Being a great teammate isn’t just congratulating each other after scoring. It’s being encouraging when things go wrong. It’s leadership at practice, working hard every day, and being prepared for every game. It’s having the right attitude. When Steph Curry was hurt he became the team cheerleader, energizing those on the court from his seat on the bench. It’s helping others get better rather than assigning blame. It’s giving and taking feedback and advice, no matter how successful you are. Curry wasn’t always a star and was mentored by many on his journey. He returns that favor, for example helping Quinn Cook adjust to his first playoff appearances.
Does your team do that? Do you have employees who help each other succeed? Do your managers help new team members? Are your veterans open to new ideas? Do you encourage this kind of behavior? Do you model it? You should. Being supportive of colleagues, sharing knowledge freely, and helping out when and where needed are just as important as being a brilliant coder. Encourage and reward supportive behavior and you’ll have a more successful team.

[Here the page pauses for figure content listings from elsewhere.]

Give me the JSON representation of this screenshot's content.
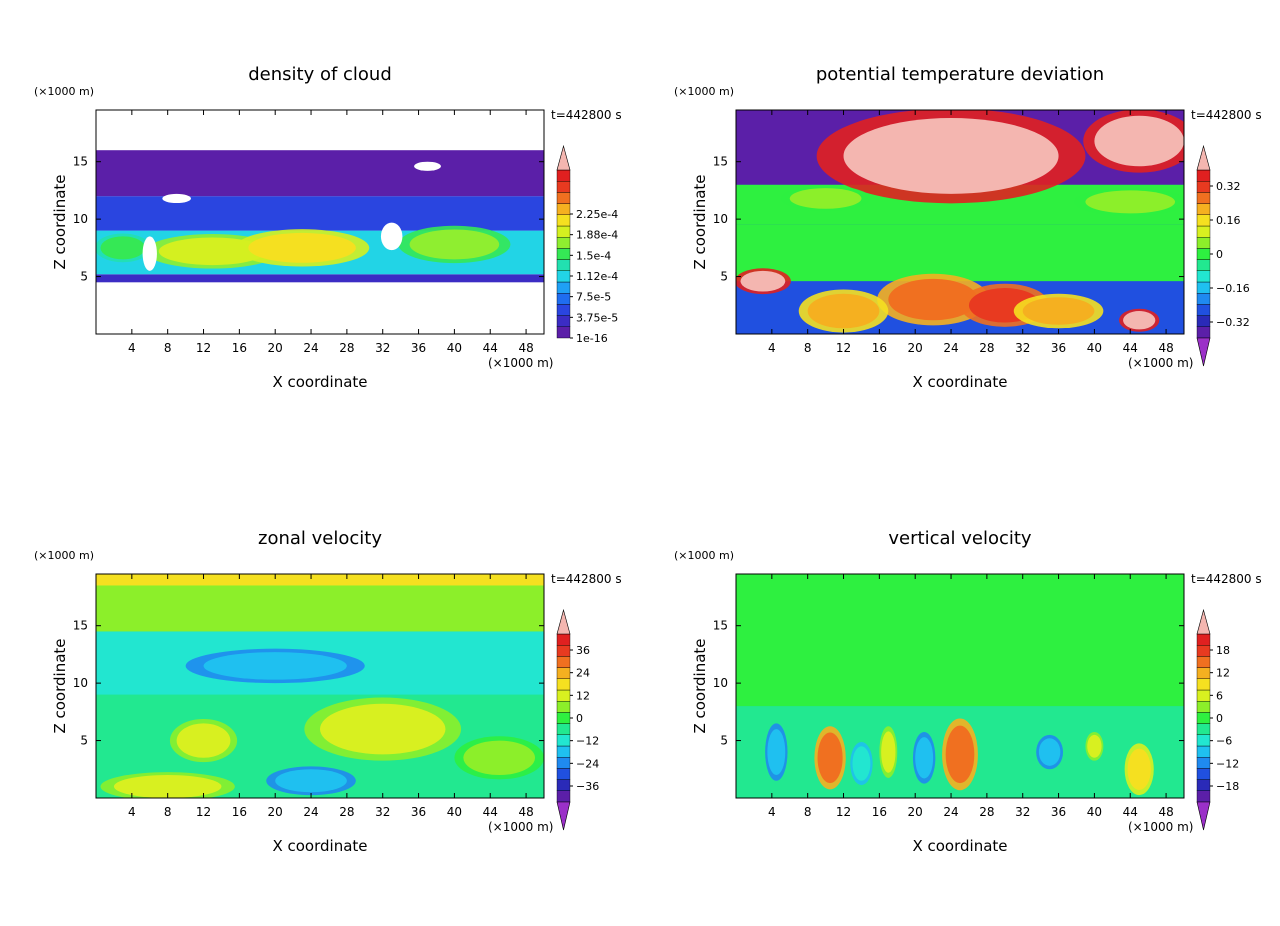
{
  "colors": {
    "cloud": [
      "#5b1fa8",
      "#3b2cc4",
      "#2a45e0",
      "#1f6df0",
      "#1fa0f5",
      "#22d4e6",
      "#22e0b0",
      "#35e855",
      "#8fee30",
      "#d4f020",
      "#f5e020",
      "#f5b020",
      "#f07020",
      "#e83a20",
      "#e02020",
      "#f4b6b0"
    ],
    "diverging": [
      "#9b30c8",
      "#5b1fa8",
      "#2a2ab8",
      "#2050e0",
      "#1f8af0",
      "#1fc0f0",
      "#22e6d0",
      "#22e890",
      "#2ef040",
      "#8cef2a",
      "#d8f020",
      "#f5e020",
      "#f5b020",
      "#f07020",
      "#e83a20",
      "#e02020",
      "#f4b6b0"
    ],
    "cloud_white": "#ffffff"
  },
  "panels": [
    {
      "title": "density of cloud",
      "unit_label": "(×1000 m)",
      "time_label": "t=442800 s",
      "xlabel": "X coordinate",
      "ylabel": "Z coordinate",
      "xunit": "(×1000 m)",
      "colorbar_labels": [
        "2.25e-4",
        "1.88e-4",
        "1.5e-4",
        "1.12e-4",
        "7.5e-5",
        "3.75e-5",
        "1e-16"
      ]
    },
    {
      "title": "potential temperature deviation",
      "unit_label": "(×1000 m)",
      "time_label": "t=442800 s",
      "xlabel": "X coordinate",
      "ylabel": "Z coordinate",
      "xunit": "(×1000 m)",
      "colorbar_labels": [
        "0.32",
        "0.16",
        "0",
        "−0.16",
        "−0.32"
      ]
    },
    {
      "title": "zonal velocity",
      "unit_label": "(×1000 m)",
      "time_label": "t=442800 s",
      "xlabel": "X coordinate",
      "ylabel": "Z coordinate",
      "xunit": "(×1000 m)",
      "colorbar_labels": [
        "36",
        "24",
        "12",
        "0",
        "−12",
        "−24",
        "−36"
      ]
    },
    {
      "title": "vertical velocity",
      "unit_label": "(×1000 m)",
      "time_label": "t=442800 s",
      "xlabel": "X coordinate",
      "ylabel": "Z coordinate",
      "xunit": "(×1000 m)",
      "colorbar_labels": [
        "18",
        "12",
        "6",
        "0",
        "−6",
        "−12",
        "−18"
      ]
    }
  ],
  "chart_data": [
    {
      "type": "heatmap",
      "title": "density of cloud",
      "xlabel": "X coordinate",
      "ylabel": "Z coordinate",
      "x_ticks": [
        4,
        8,
        12,
        16,
        20,
        24,
        28,
        32,
        36,
        40,
        44,
        48
      ],
      "y_ticks": [
        5,
        10,
        15
      ],
      "xlim": [
        0,
        50
      ],
      "ylim": [
        0,
        19.5
      ],
      "colorbar_levels": [
        "1e-16",
        "3.75e-5",
        "7.5e-5",
        "1.12e-4",
        "1.5e-4",
        "1.88e-4",
        "2.25e-4"
      ],
      "bands": [
        {
          "z_from": 4.5,
          "z_to": 5.2,
          "level": 1
        },
        {
          "z_from": 5.2,
          "z_to": 9.0,
          "level": 5
        },
        {
          "z_from": 9.0,
          "z_to": 12.0,
          "level": 2
        },
        {
          "z_from": 12.0,
          "z_to": 16.0,
          "level": 0
        }
      ],
      "blobs": [
        {
          "x": 13,
          "z": 7.2,
          "rx": 6,
          "rz": 1.2,
          "level": 9
        },
        {
          "x": 23,
          "z": 7.5,
          "rx": 6,
          "rz": 1.3,
          "level": 10
        },
        {
          "x": 40,
          "z": 7.8,
          "rx": 5,
          "rz": 1.3,
          "level": 8
        },
        {
          "x": 3,
          "z": 7.5,
          "rx": 2.5,
          "rz": 1.0,
          "level": 7
        }
      ],
      "gaps": [
        {
          "x": 33,
          "z": 8.5,
          "rx": 1.2,
          "rz": 1.2
        },
        {
          "x": 6,
          "z": 7.0,
          "rx": 0.8,
          "rz": 1.5
        },
        {
          "x": 9,
          "z": 11.8,
          "rx": 1.6,
          "rz": 0.4
        },
        {
          "x": 37,
          "z": 14.6,
          "rx": 1.5,
          "rz": 0.4
        }
      ]
    },
    {
      "type": "heatmap",
      "title": "potential temperature deviation",
      "xlabel": "X coordinate",
      "ylabel": "Z coordinate",
      "x_ticks": [
        4,
        8,
        12,
        16,
        20,
        24,
        28,
        32,
        36,
        40,
        44,
        48
      ],
      "y_ticks": [
        5,
        10,
        15
      ],
      "xlim": [
        0,
        50
      ],
      "ylim": [
        0,
        19.5
      ],
      "colorbar_levels": [
        "−0.32",
        "−0.16",
        "0",
        "0.16",
        "0.32"
      ],
      "bands": [
        {
          "z_from": 0,
          "z_to": 4.6,
          "level": 3
        },
        {
          "z_from": 4.6,
          "z_to": 9.5,
          "level": 8
        },
        {
          "z_from": 9.5,
          "z_to": 13.0,
          "level": 8
        },
        {
          "z_from": 13.0,
          "z_to": 19.5,
          "level": 1
        }
      ],
      "blobs": [
        {
          "x": 24,
          "z": 15.5,
          "rx": 12,
          "rz": 3.3,
          "level": 16
        },
        {
          "x": 45,
          "z": 16.8,
          "rx": 5,
          "rz": 2.2,
          "level": 16
        },
        {
          "x": 22,
          "z": 3.0,
          "rx": 5,
          "rz": 1.8,
          "level": 13
        },
        {
          "x": 30,
          "z": 2.5,
          "rx": 4,
          "rz": 1.5,
          "level": 14
        },
        {
          "x": 36,
          "z": 2.0,
          "rx": 4,
          "rz": 1.2,
          "level": 12
        },
        {
          "x": 12,
          "z": 2.0,
          "rx": 4,
          "rz": 1.5,
          "level": 12
        },
        {
          "x": 3,
          "z": 4.6,
          "rx": 2.5,
          "rz": 0.9,
          "level": 16
        },
        {
          "x": 45,
          "z": 1.2,
          "rx": 1.8,
          "rz": 0.8,
          "level": 16
        },
        {
          "x": 44,
          "z": 11.5,
          "rx": 5,
          "rz": 1.0,
          "level": 9
        },
        {
          "x": 10,
          "z": 11.8,
          "rx": 4,
          "rz": 0.9,
          "level": 9
        }
      ]
    },
    {
      "type": "heatmap",
      "title": "zonal velocity",
      "xlabel": "X coordinate",
      "ylabel": "Z coordinate",
      "x_ticks": [
        4,
        8,
        12,
        16,
        20,
        24,
        28,
        32,
        36,
        40,
        44,
        48
      ],
      "y_ticks": [
        5,
        10,
        15
      ],
      "xlim": [
        0,
        50
      ],
      "ylim": [
        0,
        19.5
      ],
      "colorbar_levels": [
        "−36",
        "−24",
        "−12",
        "0",
        "12",
        "24",
        "36"
      ],
      "bands": [
        {
          "z_from": 0,
          "z_to": 9.0,
          "level": 7
        },
        {
          "z_from": 9.0,
          "z_to": 14.5,
          "level": 6
        },
        {
          "z_from": 14.5,
          "z_to": 18.5,
          "level": 9
        },
        {
          "z_from": 18.5,
          "z_to": 19.5,
          "level": 11
        }
      ],
      "blobs": [
        {
          "x": 32,
          "z": 6.0,
          "rx": 7,
          "rz": 2.2,
          "level": 10
        },
        {
          "x": 12,
          "z": 5.0,
          "rx": 3,
          "rz": 1.5,
          "level": 10
        },
        {
          "x": 8,
          "z": 1.0,
          "rx": 6,
          "rz": 1.0,
          "level": 10
        },
        {
          "x": 45,
          "z": 3.5,
          "rx": 4,
          "rz": 1.5,
          "level": 9
        },
        {
          "x": 20,
          "z": 11.5,
          "rx": 8,
          "rz": 1.2,
          "level": 5
        },
        {
          "x": 24,
          "z": 1.5,
          "rx": 4,
          "rz": 1.0,
          "level": 5
        }
      ]
    },
    {
      "type": "heatmap",
      "title": "vertical velocity",
      "xlabel": "X coordinate",
      "ylabel": "Z coordinate",
      "x_ticks": [
        4,
        8,
        12,
        16,
        20,
        24,
        28,
        32,
        36,
        40,
        44,
        48
      ],
      "y_ticks": [
        5,
        10,
        15
      ],
      "xlim": [
        0,
        50
      ],
      "ylim": [
        0,
        19.5
      ],
      "colorbar_levels": [
        "−18",
        "−12",
        "−6",
        "0",
        "6",
        "12",
        "18"
      ],
      "bands": [
        {
          "z_from": 0,
          "z_to": 8.0,
          "level": 7
        },
        {
          "z_from": 8.0,
          "z_to": 19.5,
          "level": 8
        }
      ],
      "blobs": [
        {
          "x": 10.5,
          "z": 3.5,
          "rx": 1.4,
          "rz": 2.2,
          "level": 13
        },
        {
          "x": 25,
          "z": 3.8,
          "rx": 1.6,
          "rz": 2.5,
          "level": 13
        },
        {
          "x": 45,
          "z": 2.5,
          "rx": 1.3,
          "rz": 1.8,
          "level": 11
        },
        {
          "x": 17,
          "z": 4.0,
          "rx": 0.8,
          "rz": 1.8,
          "level": 10
        },
        {
          "x": 4.5,
          "z": 4.0,
          "rx": 1.0,
          "rz": 2.0,
          "level": 5
        },
        {
          "x": 21,
          "z": 3.5,
          "rx": 1.0,
          "rz": 1.8,
          "level": 5
        },
        {
          "x": 35,
          "z": 4.0,
          "rx": 1.2,
          "rz": 1.2,
          "level": 5
        },
        {
          "x": 14,
          "z": 3.0,
          "rx": 1.0,
          "rz": 1.5,
          "level": 6
        },
        {
          "x": 40,
          "z": 4.5,
          "rx": 0.8,
          "rz": 1.0,
          "level": 10
        }
      ]
    }
  ]
}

Champions never give up. They don’t quit.
This may seem obvious because great comebacks happen plenty in sports but for that very reason it’s easy to overlook the importance of this. Champions don’t win because they don’t have bad times – it’s precisely because they overcome adversity that they become champions. The Warriors did not have an easy season last year. They seemed out of sync and lackluster and just made the playoffs. Steph Curry was plagued by injury. Even in the playoffs they were almost routinely down during games, frequently heading into the second half trailing, by a lot. But they pulled it together. Others stepped in to pick up the injury slack. They repeatedly pulled off amazing, even historic comebacks. And, well, we know how it worked out in the end.
Business teams need to do the same, to foster this kind of attitude and behavior. Make sure you hire people who have the emotional IQ to weather the inevitable frustrations. Hire people who have demonstrated the ability to work under the pressures of deadlines and project milestones. Hire those who don’t get ruffled when challenges arise, instead they find solutions. Championship business teams are made of these individuals.
As I said, I’ve been focused on the Warriors because I love them! They’re my team! But take a look at any championship team, in any sport, and you’ll see the same things. Whether it’s my NBA Warriors, the World Cup team from France, the current MLB teams vying for the World Series crown, or whichever sport and team you root for, there are plenty of examples for those of us in business to learn from. Let’s go champions!